The entire line was made up of divine, royal-looking dresses and coats in addition to one fierce, gold pantsuit.

Using the digital scanning and laser printing techniques, McQueen employed Hieronymus Bosch’s “The Garden of Earthly Delights” on one top, Byzantine motifs on another, images of saints pulled from frescoes in a dress, and angels photographed from bas-reliefs in a gown.

His spectacular dresses referenced art masterpieces such as Hieronymous Bosch's "The Garden of Earthly Delights."
Also northern European saints, including St. George and St. Nicholas, were incorporated into some of his gowns.

Sandals wreathed in gilded roses matched the salon’s ornate decoration, while the mirrors reflected the models’ golden feather Mohawks. The intense workmanship was of couture quality, which is the way Mr. McQueen had been moving his signature line.


In this 16-piece collection Alexander — Lee — McQueen showed his sensitivity to history, his powers of research, his imagination, his technical skills and his love of women, often misinterpreted or misunderstood, but here evident in every fold and feather.
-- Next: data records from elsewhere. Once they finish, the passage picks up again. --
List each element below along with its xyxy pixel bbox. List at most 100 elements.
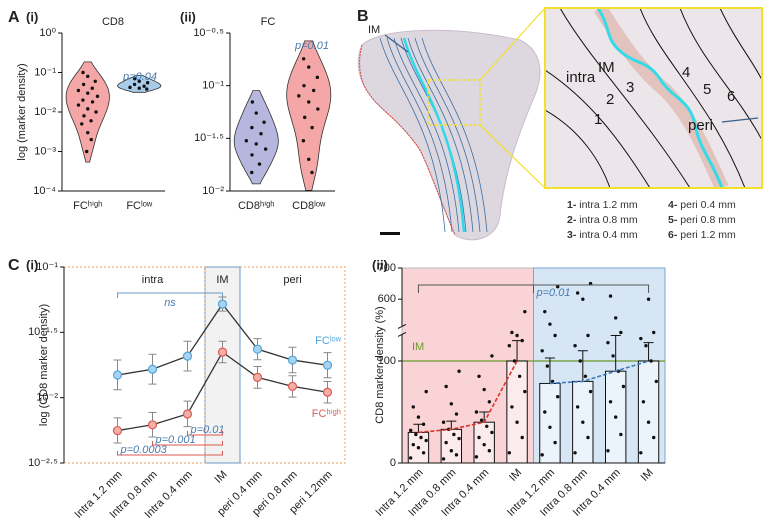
error-bar [446,420,457,430]
data-point [457,369,461,373]
panel-letter: B [357,8,369,25]
p-value: p=0.04 [122,71,157,83]
data-point [307,100,311,104]
data-point [408,428,413,433]
data-point [133,76,137,81]
data-point [411,405,415,409]
legend-number: 2- [567,214,577,226]
legend-text: intra 0.4 mm [576,229,638,241]
legend-number: 6- [668,229,678,241]
data-point [608,294,613,298]
zoom-label: 2 [606,91,614,108]
data-point [457,436,461,441]
data-point [621,384,626,389]
y-tick-label: 100 [378,355,396,367]
data-point [523,309,527,314]
data-point [482,387,486,392]
data-point [490,354,494,358]
data-point [444,384,448,389]
data-point [421,422,426,426]
data-point [573,344,577,348]
data-point [93,79,97,83]
data-point [619,432,623,437]
legend-number: 4- [668,199,678,211]
data-point [217,347,228,357]
y-tick-label: 10⁻¹ [36,261,58,273]
data-point [543,309,547,314]
data-point [128,85,132,90]
data-point [441,457,446,461]
p-value: p=0.01 [294,40,329,52]
chart: A (i) CD8 log (marker density) FCʰⁱᵍʰ FCˡᵒʷ p=… [8,9,165,212]
data-point [424,438,428,443]
y-tick-label: 10⁻³ [34,145,56,157]
comparison-label: p=0.0003 [120,444,168,456]
y-tick-label: 0 [390,457,396,469]
y-tick-label: 10⁻¹ [202,80,224,92]
im-line [402,37,466,233]
data-point [449,402,454,406]
data-point [555,285,560,289]
x-tick-label: CD8ˡᵒʷ [292,200,326,212]
data-point [408,456,413,460]
data-point [307,65,311,69]
data-point [507,344,512,348]
data-point [487,400,492,404]
x-tick-label: FCʰⁱᵍʰ [73,200,102,212]
data-point [307,157,311,161]
data-point [89,137,93,142]
data-point [112,370,123,380]
im-bands [379,37,488,233]
zoom-frame [544,7,763,189]
data-point [254,111,258,115]
data-point [515,420,519,424]
data-point [548,425,552,429]
data-point [287,355,298,365]
data-point [421,451,426,455]
comparison-bracket [417,284,650,293]
data-point [254,142,258,146]
data-point [613,415,618,419]
data-point [540,349,544,353]
zoom-image [545,8,762,188]
data-point [619,330,623,335]
legend-text: peri 1.2 mm [677,229,736,241]
legend-item: 5- peri 0.8 mm [668,214,736,226]
data-point [112,425,123,436]
trend-line [418,360,518,434]
legend-text: peri 0.4 mm [677,199,736,211]
data-point [652,330,656,335]
arrow [721,117,759,123]
zoom-label: 5 [703,81,711,98]
legend-number: 1- [567,199,577,211]
panel-letter: C [8,257,20,274]
data-point [322,360,333,370]
data-point [639,336,643,341]
data-point [250,153,254,157]
legend-item: 4- peri 0.4 mm [668,199,736,211]
data-point [517,374,522,378]
data-point [588,281,593,286]
chart: (ii) FC CD8ʰⁱᵍʰ CD8ˡᵒʷ p=0.01 10⁻⁰·⁵ 10⁻¹ 10⁻¹·… [180,9,335,212]
data-point [259,131,263,136]
data-point [76,103,81,107]
data-point [553,333,557,338]
data-point [646,420,651,424]
series-label: FCʰⁱᵍʰ [312,408,341,420]
data-point [611,354,615,358]
error-bar [544,357,555,384]
data-point [82,114,86,118]
data-point [137,79,141,83]
legend-text: intra 1.2 mm [576,199,638,211]
zoom-label: 1 [594,111,602,128]
y-tick-label: 10⁻²·⁵ [28,457,58,469]
data-point [250,125,254,130]
violin [65,61,110,163]
data-point [301,139,306,143]
data-point [86,130,90,135]
data-point [586,333,590,338]
data-point [311,88,316,93]
chart: C (i) log (CD8 marker density) intra IM peri n… [8,257,346,521]
data-point [85,149,89,154]
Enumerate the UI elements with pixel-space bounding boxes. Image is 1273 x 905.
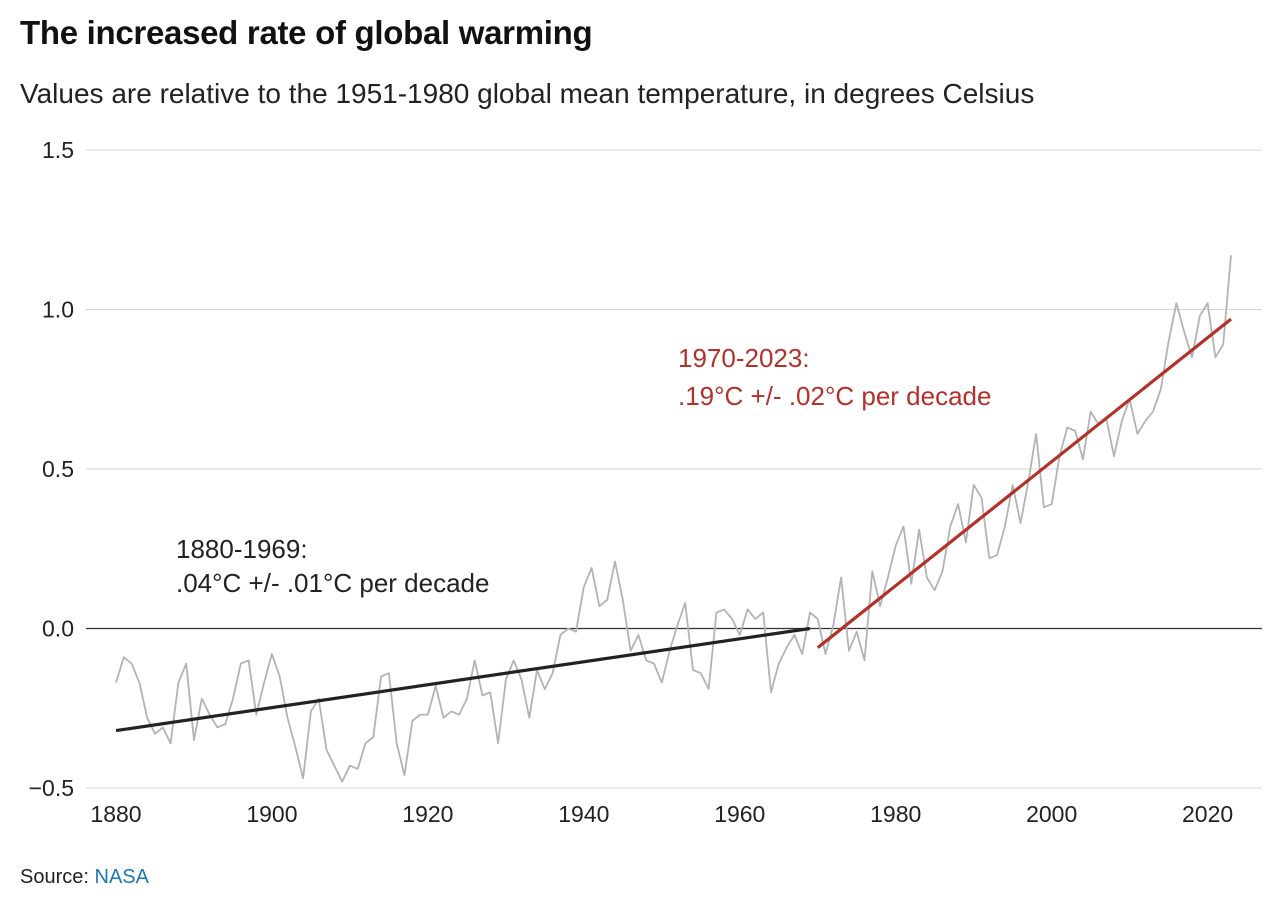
x-tick-label: 1960 [714,801,765,827]
x-tick-label: 2000 [1026,801,1077,827]
x-tick-label: 2020 [1182,801,1233,827]
annual-anomaly-line [115,255,1232,783]
y-tick-label: 0.5 [42,456,74,482]
source-label: Source: [20,866,89,888]
y-tick-label: 1.0 [42,297,74,323]
y-tick-label: 0.0 [42,616,74,642]
x-tick-label: 1880 [90,801,141,827]
annotation-1880-1969-period: 1880-1969: [176,534,308,564]
annotation-1970-2023-period: 1970-2023: [678,343,810,373]
y-tick-label: −0.5 [29,775,74,801]
x-tick-label: 1940 [558,801,609,827]
chart-title: The increased rate of global warming [20,14,593,51]
annotation-1880-1969-rate: .04°C +/- .01°C per decade [176,568,489,598]
chart-subtitle: Values are relative to the 1951-1980 glo… [20,78,1035,109]
y-tick-label: 1.5 [42,137,74,163]
trend-line-1880-1969 [115,626,811,733]
x-tick-label: 1900 [246,801,297,827]
source-link-nasa[interactable]: NASA [94,866,149,888]
x-tick-label: 1980 [870,801,921,827]
annotation-1970-2023-rate: .19°C +/- .02°C per decade [678,381,991,411]
x-tick-label: 1920 [402,801,453,827]
trend-line-1970-2023 [816,317,1232,649]
source-note: Source: NASA [20,866,149,889]
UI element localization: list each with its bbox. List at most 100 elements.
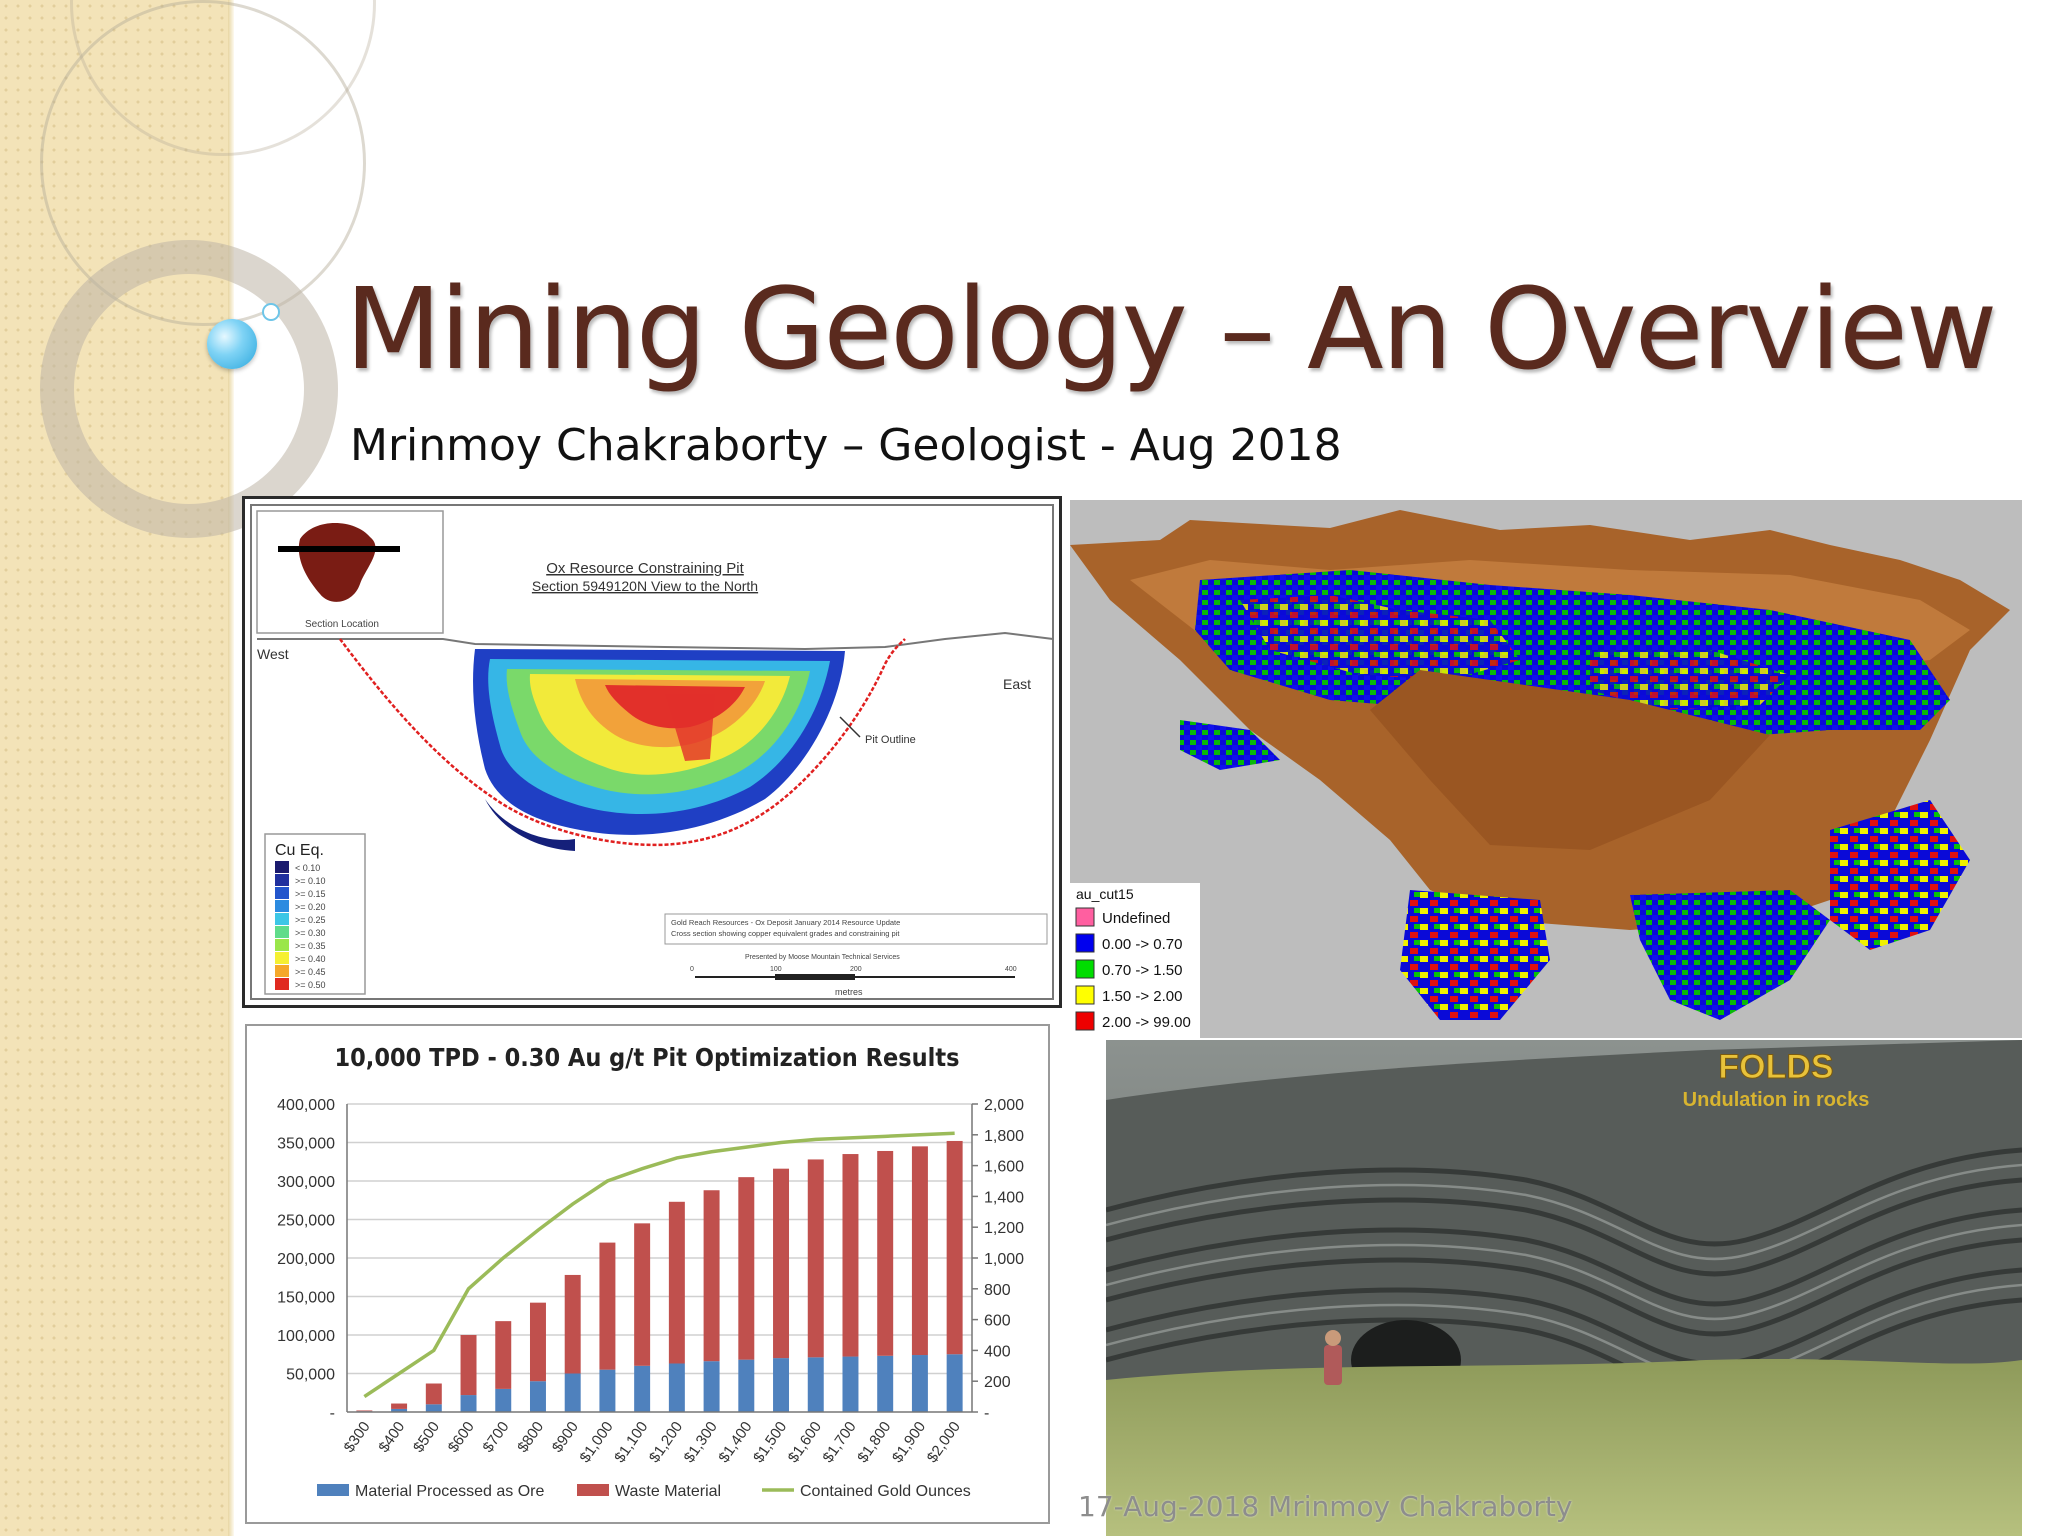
x-tick-label: $700: [479, 1419, 512, 1456]
block-legend-label: 0.70 -> 1.50: [1102, 962, 1182, 979]
bar-waste-material: [842, 1154, 859, 1357]
block-legend-title: au_cut15: [1076, 886, 1134, 902]
y-left-tick-label: 400,000: [277, 1097, 335, 1114]
y-right-tick-label: 1,200: [984, 1220, 1024, 1237]
y-right-tick-label: 1,800: [984, 1128, 1024, 1145]
bar-waste-material: [391, 1403, 408, 1409]
east-label: East: [1003, 676, 1031, 692]
inset-label: Section Location: [305, 619, 379, 630]
y-left-tick-label: 300,000: [277, 1174, 335, 1191]
cu-legend-swatch: [275, 874, 289, 886]
y-left-tick-label: 100,000: [277, 1328, 335, 1345]
y-left-tick-label: 150,000: [277, 1290, 335, 1307]
title-bullet-icon: [207, 319, 257, 369]
bar-waste-material: [599, 1242, 616, 1370]
cu-legend-entries: < 0.10 >= 0.10 >= 0.15 >= 0.20 >= 0.25 >= 0.3…: [275, 861, 326, 990]
block-legend-label: 1.50 -> 2.00: [1102, 988, 1182, 1005]
cu-legend-swatch: [275, 900, 289, 912]
x-tick-label: $1,700: [820, 1419, 860, 1466]
bar-waste-material: [356, 1410, 373, 1412]
bar-waste-material: [703, 1190, 720, 1362]
block-model-image[interactable]: au_cut15 Undefined 0.00 -> 0.70 0.70 -> 1.…: [1070, 500, 2022, 1038]
bar-waste-material: [773, 1168, 790, 1359]
x-tick-label: $400: [375, 1419, 408, 1456]
credit-line1: Gold Reach Resources - Ox Deposit Januar…: [671, 918, 900, 927]
y-right-tick-label: 400: [984, 1343, 1011, 1360]
block-legend-swatch: [1075, 907, 1095, 927]
cu-legend-label: >= 0.30: [295, 928, 326, 938]
cu-legend-label: >= 0.35: [295, 941, 326, 951]
pit-outline-label: Pit Outline: [865, 734, 916, 746]
cross-section-figure: Section Location Ox Resource Constrainin…: [250, 504, 1054, 1000]
pit-optimization-chart[interactable]: 10,000 TPD - 0.30 Au g/t Pit Optimizatio…: [245, 1024, 1050, 1524]
scale-tick-3: 400: [1005, 966, 1017, 973]
x-tick-label: $1,400: [715, 1419, 755, 1466]
bar-material-processed-as-ore: [911, 1355, 928, 1412]
scale-tick-0: 0: [690, 966, 694, 973]
section-title-line2: Section 5949120N View to the North: [532, 578, 758, 594]
folds-photo[interactable]: FOLDS Undulation in rocks: [1106, 1040, 2022, 1536]
x-tick-label: $500: [410, 1419, 443, 1456]
slide-title[interactable]: Mining Geology – An Overview: [345, 265, 1997, 395]
scale-label: metres: [835, 987, 863, 997]
cu-legend-swatch: [275, 861, 289, 873]
credit-line3: Presented by Moose Mountain Technical Se…: [745, 954, 900, 961]
cu-legend-label: >= 0.45: [295, 967, 326, 977]
bar-material-processed-as-ore: [703, 1361, 720, 1412]
legend-swatch: [317, 1484, 349, 1496]
cu-legend-swatch: [275, 887, 289, 899]
bar-material-processed-as-ore: [634, 1365, 651, 1412]
slide-subtitle[interactable]: Mrinmoy Chakraborty – Geologist - Aug 20…: [350, 420, 1342, 471]
bar-material-processed-as-ore: [425, 1404, 442, 1412]
bar-material-processed-as-ore: [842, 1356, 859, 1412]
y-right-tick-label: 2,000: [984, 1097, 1024, 1114]
x-tick-label: $900: [549, 1419, 582, 1456]
x-tick-label: $1,000: [576, 1419, 616, 1466]
bar-material-processed-as-ore: [946, 1354, 963, 1412]
cu-legend-swatch: [275, 939, 289, 951]
cu-legend-swatch: [275, 965, 289, 977]
bar-material-processed-as-ore: [738, 1359, 755, 1412]
x-tick-label: $2,000: [924, 1419, 964, 1466]
y-left-tick-label: 50,000: [286, 1367, 335, 1384]
bar-waste-material: [460, 1335, 477, 1396]
y-left-tick-label: -: [330, 1405, 335, 1422]
block-legend-label: 2.00 -> 99.00: [1102, 1014, 1191, 1031]
folds-heading: FOLDS: [1718, 1048, 1833, 1086]
bar-material-processed-as-ore: [529, 1381, 546, 1412]
cu-legend-label: >= 0.15: [295, 889, 326, 899]
line-contained-gold-ounces: [363, 1131, 955, 1399]
block-legend-swatch: [1075, 933, 1095, 953]
bar-waste-material: [738, 1177, 755, 1360]
chart-title: 10,000 TPD - 0.30 Au g/t Pit Optimizatio…: [335, 1043, 960, 1072]
bar-waste-material: [807, 1159, 824, 1358]
y-right-tick-label: -: [984, 1405, 989, 1422]
legend-label: Contained Gold Ounces: [800, 1483, 971, 1500]
cu-legend-label: >= 0.40: [295, 954, 326, 964]
cu-legend-label: >= 0.20: [295, 902, 326, 912]
bar-waste-material: [495, 1321, 512, 1389]
cross-section-image[interactable]: Section Location Ox Resource Constrainin…: [242, 496, 1062, 1008]
cu-legend-swatch: [275, 978, 289, 990]
block-legend-label: 0.00 -> 0.70: [1102, 936, 1182, 953]
chart-svg: 10,000 TPD - 0.30 Au g/t Pit Optimizatio…: [277, 1043, 1024, 1500]
credit-line2: Cross section showing copper equivalent …: [671, 929, 900, 938]
y-left-tick-label: 200,000: [277, 1251, 335, 1268]
x-tick-label: $1,500: [750, 1419, 790, 1466]
legend-label: Material Processed as Ore: [355, 1483, 545, 1500]
orebody-inset-icon: [298, 523, 376, 602]
bar-material-processed-as-ore: [564, 1373, 581, 1412]
x-tick-label: $1,600: [785, 1419, 825, 1466]
x-tick-label: $300: [341, 1419, 374, 1456]
west-label: West: [257, 646, 289, 662]
scale-tick-2: 200: [850, 966, 862, 973]
block-legend-swatch: [1075, 1011, 1095, 1031]
cu-legend-title: Cu Eq.: [275, 842, 324, 859]
bar-material-processed-as-ore: [773, 1358, 790, 1412]
x-tick-label: $1,900: [889, 1419, 929, 1466]
y-left-tick-label: 350,000: [277, 1136, 335, 1153]
cu-legend-label: >= 0.10: [295, 876, 326, 886]
bar-material-processed-as-ore: [668, 1363, 685, 1412]
block-model-figure: au_cut15 Undefined 0.00 -> 0.70 0.70 -> 1.…: [1070, 510, 2010, 1038]
y-right-tick-label: 200: [984, 1374, 1011, 1391]
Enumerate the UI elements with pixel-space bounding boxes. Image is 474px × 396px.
So whimsical and delicate.
The lighter, romantic side of the designer’s nature shone through, too, in a smoke-grey and silver silk jacquard “angel” gown with gold-feathered “wings” on the shoulder, a long, split skirt revealing a cloud of silk chiffon; and in a regal, full-sleeved gown in cream duchesse satin and silk chiffon, worked with gold thread. The model looked like a medieval queen.


The closing look was breathtaking and felt like a glimpse of heaven. As the final model appeared in the high-collared, long jacket handcrafted from gold feathers and worn over a white tulle skirt scattered with gold embroidery, an aide whispered: “There is no more.”
“Each piece is unique, as was he,” concluded the moving show notes.

Alexander McQueen's last collection, featured 16 looks, including a cape-dress embroidered with golden dragons and hand-carved, gilded shoes.
In the words of Jess Cartner-Morley from the Guardian UK
‘All hail the last emperor. Long live McQueen!!!’
The presentations, which would have been made in McQueen’s favourite venue, the opulent La Conciergerie, had he lived, were instead staged in the Hôtel de Clermont-Tonnerre. This 18th-century hotel particulièr is the family headquarters of PPR SA, the luxury French conglomerate which, through its ownership of the Gucci Group, has a 51 per cent stake in the Alexander McQueen label.
Music ~ The sombre music, sung by the German coloratura soprano, Simone Kermes, included Dido’s Lament from Purcell’s Dido and Aeneas, intensifing the solemnity of the occasion.